Usually, you look at maybe fewer characters than than the whole key, and

actually these results are, are for typical, or random.

but actually TSD's really shine, in the case where data is not random.

they very well adapt to the data. like text written in English language, is

not really language really random. And you can see that Ternary search trees

actually out perform both hashing and red black BSTs for our benchmark, which is

deduping these big text files. [COUGH] now you, you can go ahead and try

to get worst case guarantees. By using rotations to balance the the the

internal binary search tree's corresponding to each character in, in

TSTs. although that's probably normally not

worth the trouble. but the bottom line is that TST is at

least it's as fast as hashing for string keys and it's it's space efficient for

sure. And it's pretty easy to speed it up.

the idea is to speed it up, that works extremely well in practice is to, use our

way of branching, at the be, at the top of the TST.

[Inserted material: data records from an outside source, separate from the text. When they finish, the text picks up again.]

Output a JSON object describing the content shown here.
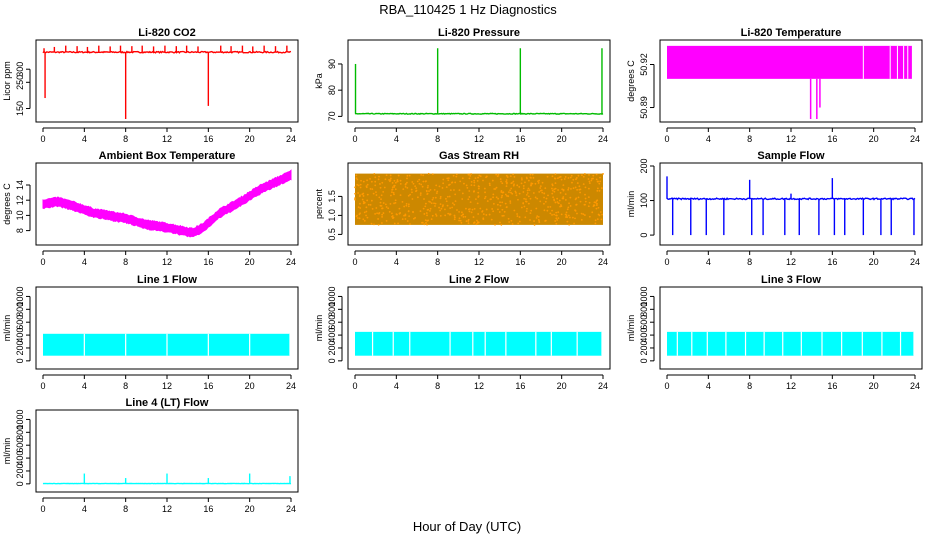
{
  "figure": {
    "title": "RBA_110425  1 Hz Diagnostics",
    "xlabel": "Hour of Day (UTC)"
  },
  "chart_data": [
    {
      "id": "co2",
      "type": "line",
      "title": "Li-820 CO2",
      "ylabel": "Licor ppm",
      "color": "#ff0000",
      "xlim": [
        0,
        24
      ],
      "ylim": [
        110,
        400
      ],
      "xticks": [
        0,
        4,
        8,
        12,
        16,
        20,
        24
      ],
      "yticks": [
        150,
        250,
        300
      ],
      "baseline": 365,
      "noise": 5,
      "dip": null,
      "trend": null,
      "spikes": [
        {
          "x": 0.1,
          "y": 380
        },
        {
          "x": 0.2,
          "y": 190
        },
        {
          "x": 1.1,
          "y": 385
        },
        {
          "x": 2.2,
          "y": 390
        },
        {
          "x": 3.3,
          "y": 388
        },
        {
          "x": 4.3,
          "y": 385
        },
        {
          "x": 5.4,
          "y": 390
        },
        {
          "x": 6.5,
          "y": 387
        },
        {
          "x": 7.5,
          "y": 390
        },
        {
          "x": 8.0,
          "y": 110
        },
        {
          "x": 8.6,
          "y": 388
        },
        {
          "x": 9.6,
          "y": 390
        },
        {
          "x": 10.7,
          "y": 387
        },
        {
          "x": 11.8,
          "y": 390
        },
        {
          "x": 12.9,
          "y": 388
        },
        {
          "x": 13.9,
          "y": 390
        },
        {
          "x": 15.0,
          "y": 387
        },
        {
          "x": 16.0,
          "y": 160
        },
        {
          "x": 17.2,
          "y": 390
        },
        {
          "x": 18.2,
          "y": 388
        },
        {
          "x": 19.3,
          "y": 390
        },
        {
          "x": 20.3,
          "y": 387
        },
        {
          "x": 21.4,
          "y": 390
        },
        {
          "x": 22.5,
          "y": 388
        },
        {
          "x": 23.6,
          "y": 390
        }
      ]
    },
    {
      "id": "pressure",
      "type": "line",
      "title": "Li-820 Pressure",
      "ylabel": "kPa",
      "color": "#00bb00",
      "xlim": [
        0,
        24
      ],
      "ylim": [
        69,
        98
      ],
      "xticks": [
        0,
        4,
        8,
        12,
        16,
        20,
        24
      ],
      "yticks": [
        70,
        80,
        90
      ],
      "baseline": 71,
      "noise": 0.3,
      "dip": null,
      "trend": null,
      "spikes": [
        {
          "x": 0.05,
          "y": 90
        },
        {
          "x": 8.0,
          "y": 96
        },
        {
          "x": 16.0,
          "y": 96
        },
        {
          "x": 23.9,
          "y": 96
        }
      ]
    },
    {
      "id": "temp",
      "type": "band",
      "title": "Li-820 Temperature",
      "ylabel": "degrees C",
      "color": "#ff00ff",
      "xlim": [
        0,
        24
      ],
      "ylim": [
        50.882,
        50.935
      ],
      "xticks": [
        0,
        4,
        8,
        12,
        16,
        20,
        24
      ],
      "yticks": [
        50.89,
        50.92
      ],
      "ytick_labels": [
        "50.89",
        "50.92"
      ],
      "band": [
        50.91,
        50.933
      ],
      "band_end": 23.7,
      "dips": [
        {
          "x": 13.9,
          "y": 50.882
        },
        {
          "x": 14.5,
          "y": 50.882
        },
        {
          "x": 14.8,
          "y": 50.89
        }
      ]
    },
    {
      "id": "ambient",
      "type": "curve",
      "title": "Ambient Box Temperature",
      "ylabel": "degrees C",
      "color": "#ff00ff",
      "xlim": [
        0,
        24
      ],
      "ylim": [
        6.5,
        16.5
      ],
      "xticks": [
        0,
        4,
        8,
        12,
        16,
        20,
        24
      ],
      "yticks": [
        8,
        10,
        12,
        14
      ],
      "noise": 0.9,
      "curve": [
        {
          "x": 0,
          "y": 11.5
        },
        {
          "x": 1.5,
          "y": 11.8
        },
        {
          "x": 3,
          "y": 11.2
        },
        {
          "x": 5,
          "y": 10.3
        },
        {
          "x": 8,
          "y": 9.6
        },
        {
          "x": 10,
          "y": 8.8
        },
        {
          "x": 12,
          "y": 8.4
        },
        {
          "x": 14.5,
          "y": 7.7
        },
        {
          "x": 15.5,
          "y": 8.4
        },
        {
          "x": 17,
          "y": 10.2
        },
        {
          "x": 19,
          "y": 11.7
        },
        {
          "x": 21,
          "y": 13.4
        },
        {
          "x": 24,
          "y": 15.3
        }
      ]
    },
    {
      "id": "rh",
      "type": "noise",
      "title": "Gas Stream RH",
      "ylabel": "percent",
      "color": "#ff9900",
      "fill_color": "#cc8800",
      "xlim": [
        0,
        24
      ],
      "ylim": [
        0.3,
        2.3
      ],
      "xticks": [
        0,
        4,
        8,
        12,
        16,
        20,
        24
      ],
      "yticks": [
        0.5,
        1.0,
        1.5
      ],
      "ytick_labels": [
        "0.5",
        "1.0",
        "1.5"
      ],
      "band": [
        0.75,
        2.1
      ]
    },
    {
      "id": "sample",
      "type": "line",
      "title": "Sample Flow",
      "ylabel": "ml/min",
      "color": "#0000ff",
      "xlim": [
        0,
        24
      ],
      "ylim": [
        -20,
        200
      ],
      "xticks": [
        0,
        4,
        8,
        12,
        16,
        20,
        24
      ],
      "yticks": [
        0,
        100,
        200
      ],
      "baseline": 105,
      "noise": 4,
      "dip": null,
      "trend": null,
      "spikes": [
        {
          "x": 0.0,
          "y": 170
        },
        {
          "x": 0.55,
          "y": 0
        },
        {
          "x": 2.3,
          "y": 0
        },
        {
          "x": 3.8,
          "y": 0
        },
        {
          "x": 5.5,
          "y": 0
        },
        {
          "x": 8.0,
          "y": 160
        },
        {
          "x": 8.2,
          "y": 0
        },
        {
          "x": 9.3,
          "y": 0
        },
        {
          "x": 11.4,
          "y": 0
        },
        {
          "x": 12.0,
          "y": 120
        },
        {
          "x": 12.8,
          "y": 0
        },
        {
          "x": 14.7,
          "y": 0
        },
        {
          "x": 16.0,
          "y": 165
        },
        {
          "x": 16.2,
          "y": 0
        },
        {
          "x": 17.2,
          "y": 0
        },
        {
          "x": 19.0,
          "y": 0
        },
        {
          "x": 20.7,
          "y": 0
        },
        {
          "x": 21.7,
          "y": 0
        },
        {
          "x": 23.9,
          "y": 0
        }
      ]
    },
    {
      "id": "line1",
      "type": "flowband",
      "title": "Line 1 Flow",
      "ylabel": "ml/min",
      "color": "#00ffff",
      "xlim": [
        0,
        24
      ],
      "ylim": [
        -80,
        1100
      ],
      "xticks": [
        0,
        4,
        8,
        12,
        16,
        20,
        24
      ],
      "yticks": [
        0,
        200,
        400,
        600,
        800,
        1000
      ],
      "band": [
        80,
        420
      ],
      "gaps": [
        4.0,
        8.0,
        12.0,
        16.0,
        20.0,
        23.9
      ]
    },
    {
      "id": "line2",
      "type": "flowband",
      "title": "Line 2 Flow",
      "ylabel": "ml/min",
      "color": "#00ffff",
      "xlim": [
        0,
        24
      ],
      "ylim": [
        -80,
        1100
      ],
      "xticks": [
        0,
        4,
        8,
        12,
        16,
        20,
        24
      ],
      "yticks": [
        0,
        200,
        400,
        600,
        800,
        1000
      ],
      "band": [
        80,
        450
      ],
      "gaps": [
        1.7,
        3.7,
        5.3,
        9.2,
        11.4,
        12.6,
        14.6,
        17.5,
        19.0,
        21.5,
        23.9
      ]
    },
    {
      "id": "line3",
      "type": "flowband",
      "title": "Line 3 Flow",
      "ylabel": "ml/min",
      "color": "#00ffff",
      "xlim": [
        0,
        24
      ],
      "ylim": [
        -80,
        1100
      ],
      "xticks": [
        0,
        4,
        8,
        12,
        16,
        20,
        24
      ],
      "yticks": [
        0,
        200,
        400,
        600,
        800,
        1000
      ],
      "band": [
        80,
        450
      ],
      "gaps": [
        1.0,
        2.4,
        3.9,
        5.7,
        7.6,
        9.4,
        11.2,
        13.0,
        15.0,
        16.9,
        18.9,
        20.8,
        22.6,
        23.9
      ]
    },
    {
      "id": "line4",
      "type": "line",
      "title": "Line 4 (LT) Flow",
      "ylabel": "ml/min",
      "color": "#00ffff",
      "xlim": [
        0,
        24
      ],
      "ylim": [
        -80,
        1100
      ],
      "xticks": [
        0,
        4,
        8,
        12,
        16,
        20,
        24
      ],
      "yticks": [
        0,
        200,
        400,
        600,
        800,
        1000
      ],
      "baseline": 5,
      "noise": 4,
      "dip": null,
      "trend": null,
      "spikes": [
        {
          "x": 4.0,
          "y": 160
        },
        {
          "x": 8.0,
          "y": 90
        },
        {
          "x": 12.0,
          "y": 160
        },
        {
          "x": 16.0,
          "y": 90
        },
        {
          "x": 20.0,
          "y": 160
        },
        {
          "x": 23.9,
          "y": 120
        }
      ]
    }
  ]
}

so rather than fool around with the first, couple of characters, simply do a

big branching at the root. You can do r way branching at the root of

26, but in practice, it's pr, proven it works fine to do, let's say, r squared

way branching at the root. and immediately take care of the first

two characters, which is the common case, and then get down to small TSTs.

and there's variations of this, that you might imagine, but this is a really

simple one that almost always works. you have to deal especially with one and

two letter words. and we'll leave that for exercise.

but with that change now we get a, an algorithm that's is definitely faster

than hashing in red-black BSTs for our benchmarks.

and that'll turn out to be the case, for many applications.

So, just to summarize what are the trade offs between TSTs and hashing?

for hashing you have to examine the entire key, in order to compute the hash

function. we talked about examples, where people

try to skip doing that, and wind up with performance problems.

Not much difference between a hit and a miss in a hashing, and there's a lot of,

of reliance and maybe difficulty of implementation ah,depending on the hash

function. and also, hashing is really only good for

search and insert. the other kinds of operations that we'd

like to perform in symbol table when there's order in the keys is not

supported by hashing. with TSTs, it only works for strings or

if you have keys that are numbers, then you can rework them into strings, or

string like things. And that's that's a restriction but does

cover a huge number of applications. it, it only examines the key characters

that it needs to, and in particular, a search miss might involve only a few

characters. So, in typical applications you'll get

sub-linear performance in TSTs. You can get searches done without looking

at the whole key. the other thing is there's other, the

ordered symbol table operations you can, you know easily support with TSTs.

just by extending, what we did for binary search tree.

and even more important there's other interesting operations that we can add

for string keys. that are very useful, and we'll see

applications, and implementations of these, in just a minute.

so the bottom line is that this data, is a relatively new data structure.

but, its better than the classic ones for important applications.

Its faster than hashing particular for search misses.

and its got more flexibility even than red black BSTs, and that's what we will

talk about soon, but that's an introduction to TSTs.